Hi peeps, I'm hopefully getting a double garage built in my back garden soon. I've never had this kind of work done before so any help would be great. I'm off to my council office this morning to pick up any info that will guide me. (If planning permission is needed etc) 

Ideally it would be built in similar bricks to the bungalow, possibly flat roof but unsure atm. 

How much would I be looking at roughly? It's into a slight bank so would need a digger etc. 

Any help would be fab! 

Cheers


----------



## Tricky Red (Mar 3, 2007)

£15,000 ??


----------



## Plane (Sep 1, 2008)

I build 40ft x 27ft with block, tiled roof and used steel to carry the roof so it's open inside to allow the use of a lift. 
Double glazing, remote door and a mezzanine level. 
I spend ~€22k
Could have done it a lot cheaper with a cladding roof, would have saved on both steel (~€4k I think), timber and tiles.


----------



## adlem (Jul 6, 2008)

Should be able to do it for about £15k, that's what I've budgeted when I do the same out the back of my bungalow.

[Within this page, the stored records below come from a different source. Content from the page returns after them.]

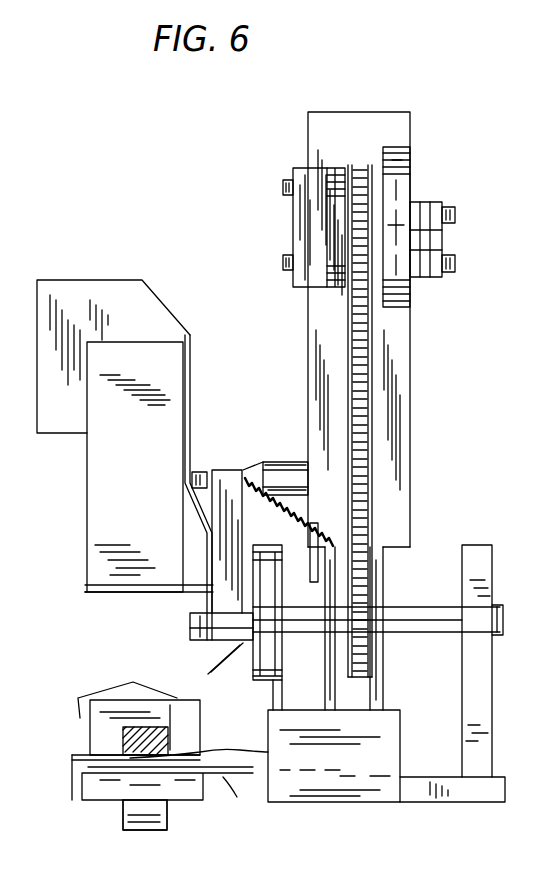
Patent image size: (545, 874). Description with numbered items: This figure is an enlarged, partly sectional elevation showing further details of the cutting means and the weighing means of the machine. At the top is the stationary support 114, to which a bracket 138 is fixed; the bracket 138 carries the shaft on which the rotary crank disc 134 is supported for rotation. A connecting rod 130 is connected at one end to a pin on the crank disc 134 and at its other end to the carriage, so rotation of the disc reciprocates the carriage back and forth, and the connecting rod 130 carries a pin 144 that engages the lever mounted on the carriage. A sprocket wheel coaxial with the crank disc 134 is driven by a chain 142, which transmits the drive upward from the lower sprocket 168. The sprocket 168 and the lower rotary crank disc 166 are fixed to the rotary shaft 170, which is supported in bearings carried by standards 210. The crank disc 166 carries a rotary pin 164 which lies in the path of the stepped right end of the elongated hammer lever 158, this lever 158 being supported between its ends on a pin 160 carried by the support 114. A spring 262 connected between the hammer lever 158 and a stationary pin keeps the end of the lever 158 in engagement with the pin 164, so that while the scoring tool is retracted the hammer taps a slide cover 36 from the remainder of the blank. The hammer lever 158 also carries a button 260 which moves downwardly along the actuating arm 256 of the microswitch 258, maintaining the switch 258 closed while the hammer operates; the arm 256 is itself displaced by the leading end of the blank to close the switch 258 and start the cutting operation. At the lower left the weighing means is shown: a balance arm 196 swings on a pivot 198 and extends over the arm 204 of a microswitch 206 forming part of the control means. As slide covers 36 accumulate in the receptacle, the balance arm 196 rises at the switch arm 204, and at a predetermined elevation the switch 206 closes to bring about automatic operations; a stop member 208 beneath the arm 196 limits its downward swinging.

The slide cover 36 is at (197, 688).
The stationary support 114 is at (405, 389).
The connecting rod 130 is at (435, 240).
The rotary crank disc 134 is at (402, 152).
The bracket 138 is at (294, 172).
The chain 142 is at (372, 470).
The pin 144 is at (415, 210).
The lever 158 is at (225, 547).
The pin 160 is at (283, 462).
The rotary pin 164 is at (190, 625).
The rotary crank disc 166 is at (282, 660).
The sprocket 168 is at (385, 560).
The rotary shaft 170 is at (427, 625).
The balance arm 196 is at (123, 727).
The pivot 198 is at (195, 716).
The arm 204 is at (112, 816).
The microswitch 206 is at (386, 756).
The stop member 208 is at (233, 803).
The standard 210 is at (498, 537).
The actuating arm 256 is at (190, 440).
The microswitch 258 is at (165, 336).
The button 260 is at (200, 472).
The spring 262 is at (273, 516).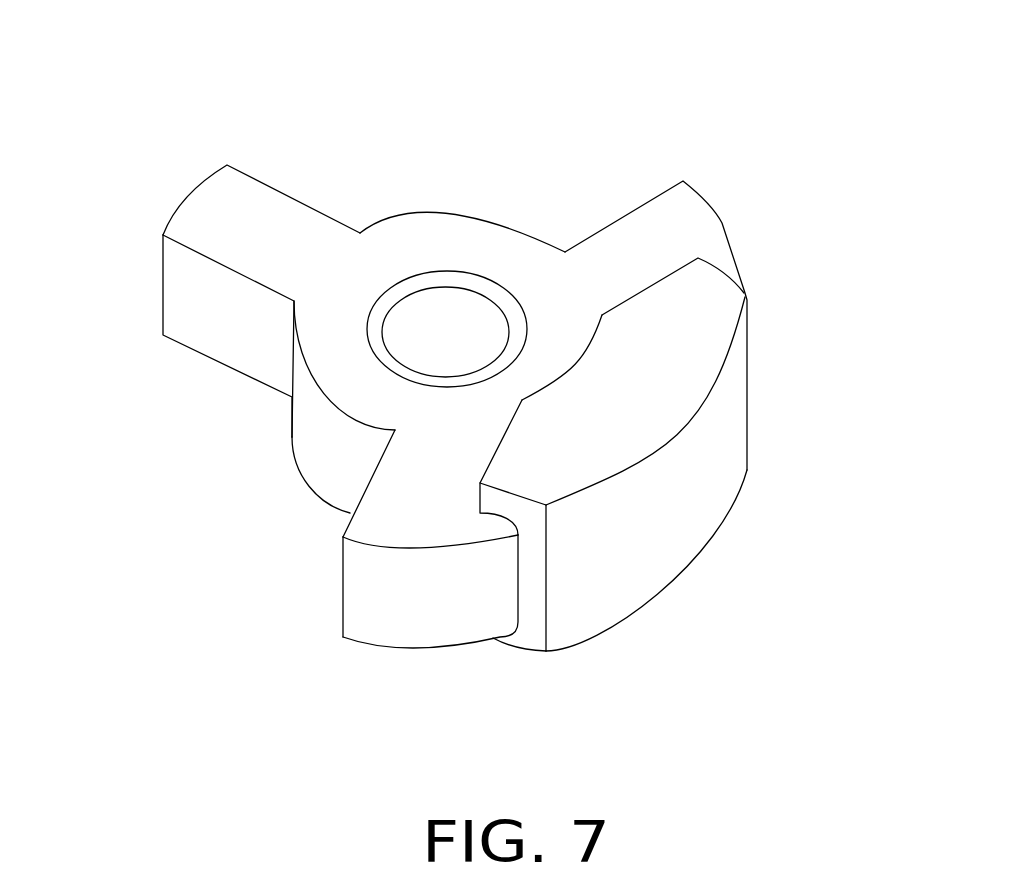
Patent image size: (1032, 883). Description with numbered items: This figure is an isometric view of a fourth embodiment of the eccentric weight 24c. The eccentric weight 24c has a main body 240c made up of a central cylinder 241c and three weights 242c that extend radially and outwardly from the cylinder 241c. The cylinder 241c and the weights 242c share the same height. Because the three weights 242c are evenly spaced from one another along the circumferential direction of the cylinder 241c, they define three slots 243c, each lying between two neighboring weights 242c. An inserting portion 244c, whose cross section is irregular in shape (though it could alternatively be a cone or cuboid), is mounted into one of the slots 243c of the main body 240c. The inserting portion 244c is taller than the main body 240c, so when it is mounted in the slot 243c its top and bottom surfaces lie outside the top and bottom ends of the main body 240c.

The eccentric weight 24c is at (474, 371).
The main body 240c is at (574, 371).
The cylinder 241c is at (450, 253).
The weight 242c is at (599, 404).
The slot 243c is at (267, 402).
The inserting portion 244c is at (642, 542).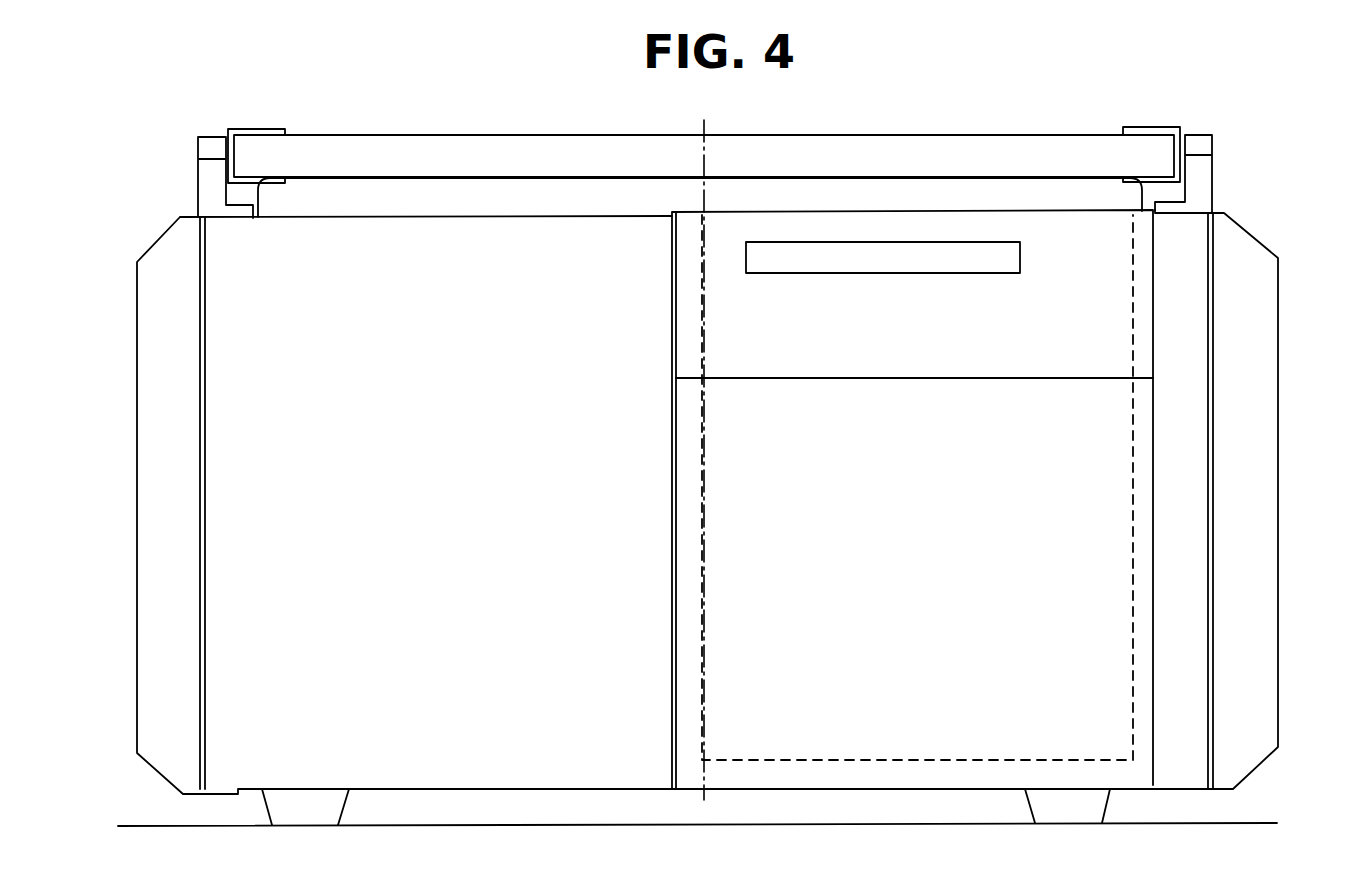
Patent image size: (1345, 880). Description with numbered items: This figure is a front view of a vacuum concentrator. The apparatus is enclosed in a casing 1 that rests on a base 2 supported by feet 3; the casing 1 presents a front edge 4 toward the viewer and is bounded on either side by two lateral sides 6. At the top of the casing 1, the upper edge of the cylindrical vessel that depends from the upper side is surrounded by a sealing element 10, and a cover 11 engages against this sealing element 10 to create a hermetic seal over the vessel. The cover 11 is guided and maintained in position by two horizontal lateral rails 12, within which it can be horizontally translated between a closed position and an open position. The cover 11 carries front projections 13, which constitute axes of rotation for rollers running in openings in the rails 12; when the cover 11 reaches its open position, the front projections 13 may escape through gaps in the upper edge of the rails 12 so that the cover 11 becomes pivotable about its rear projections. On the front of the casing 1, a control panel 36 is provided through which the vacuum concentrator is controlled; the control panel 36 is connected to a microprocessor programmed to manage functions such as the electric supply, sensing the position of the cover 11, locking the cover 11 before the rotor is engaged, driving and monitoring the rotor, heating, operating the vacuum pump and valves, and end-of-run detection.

The casing 1 is at (1278, 577).
The base 2 is at (887, 790).
The feet 3 is at (318, 813).
The front edge 4 is at (235, 598).
The lateral sides 6 is at (1278, 380).
The sealing element 10 is at (498, 193).
The cover 11 is at (933, 147).
The horizontal lateral rails 12 is at (194, 173).
The front projections 13 is at (257, 128).
The control panel 36 is at (838, 361).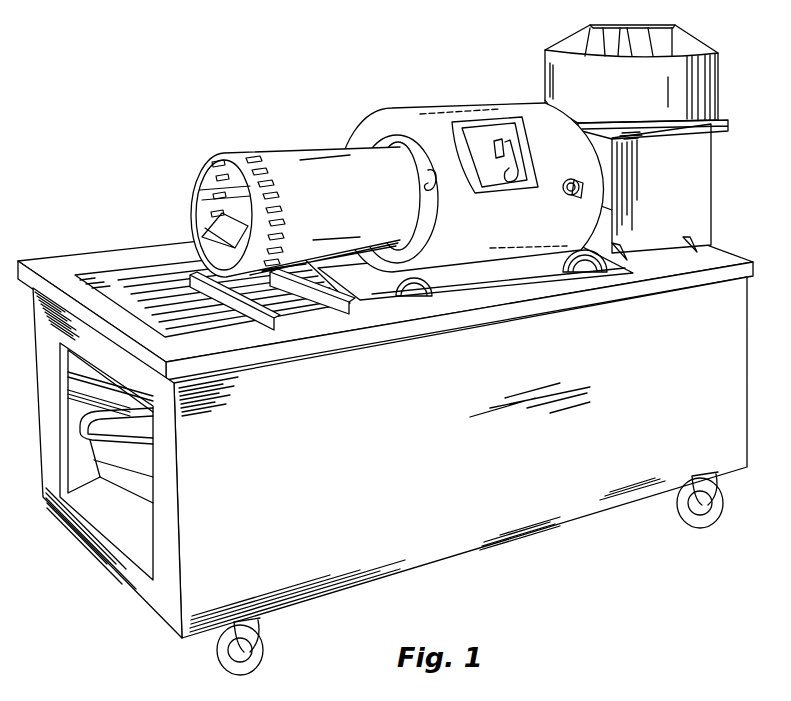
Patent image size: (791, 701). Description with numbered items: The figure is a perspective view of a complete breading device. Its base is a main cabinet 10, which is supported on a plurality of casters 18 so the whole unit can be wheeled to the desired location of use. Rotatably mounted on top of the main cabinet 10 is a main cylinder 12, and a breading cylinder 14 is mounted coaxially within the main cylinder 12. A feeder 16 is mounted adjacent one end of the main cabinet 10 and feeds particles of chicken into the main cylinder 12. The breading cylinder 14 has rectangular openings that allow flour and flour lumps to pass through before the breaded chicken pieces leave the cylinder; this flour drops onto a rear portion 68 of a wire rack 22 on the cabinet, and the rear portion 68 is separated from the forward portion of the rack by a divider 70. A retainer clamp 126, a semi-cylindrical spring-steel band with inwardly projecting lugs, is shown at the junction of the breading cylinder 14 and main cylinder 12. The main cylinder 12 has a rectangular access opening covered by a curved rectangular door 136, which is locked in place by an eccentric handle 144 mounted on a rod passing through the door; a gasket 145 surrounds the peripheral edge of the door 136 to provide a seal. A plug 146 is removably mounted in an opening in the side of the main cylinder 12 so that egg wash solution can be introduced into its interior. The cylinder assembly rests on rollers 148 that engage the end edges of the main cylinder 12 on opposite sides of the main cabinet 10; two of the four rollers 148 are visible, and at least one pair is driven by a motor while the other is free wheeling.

The main cabinet 10 is at (606, 461).
The main cylinder 12 is at (537, 106).
The breading cylinder 14 is at (290, 158).
The feeder 16 is at (720, 70).
The casters 18 is at (263, 642).
The wire rack 22 is at (157, 310).
The rear portion of the wire rack 68 is at (323, 308).
The divider 70 is at (237, 310).
The retainer clamp 126 is at (390, 135).
The curved rectangular door 136 is at (493, 180).
The handle 144 is at (515, 167).
The gasket 145 is at (450, 122).
The plug 146 is at (586, 189).
The rollers 148 is at (412, 290).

Please avoid a flat roof though, I'd always recommend a pitched roof


----------



## ivor (Sep 24, 2008)

depends how fussy you ref the brick matching I went for a pre cast concrete which involved me getting a level base laid then they turned up and put it up in roughly 5hrs for an 10 X 8mtr garage and all in it came to 10k


----------



## moxy89 (Oct 9, 2009)

Most of the money is in the ground, the footings being dug and the concrete, also you have to consider the removal of the rubbish. Skips and grab lorries are expensive. I all depends on what you are after, pitch roof ? Or flat roof? Concrete blocks or blocks and bricks, it's all done to spec, last one I built was over 37k


----------



## V6dan (Feb 7, 2014)

there is a lot of variables to take into consideration and itll be hard to guess a price without knowing what your after. iv just finished a double garage which will cost the bloke well under 15k but a couple of years ago i built one that would of cost over 30. also materials and wages vary in different areas, dont be put of by flat roofs the new fibreglass ones are expensive but are guaranteed for 25-30 years if you use approved contractors that said a pitched roof looks much nicer imo.


----------



## ESPEC (Jul 12, 2014)

Man I would love a double garage! Seen some custom built as much as £45k plus .


----------



## Fizzleh (Apr 2, 2014)

I think most the cost is the door itself, depending on how fancy you want it (assuming you have the planning permission)


----------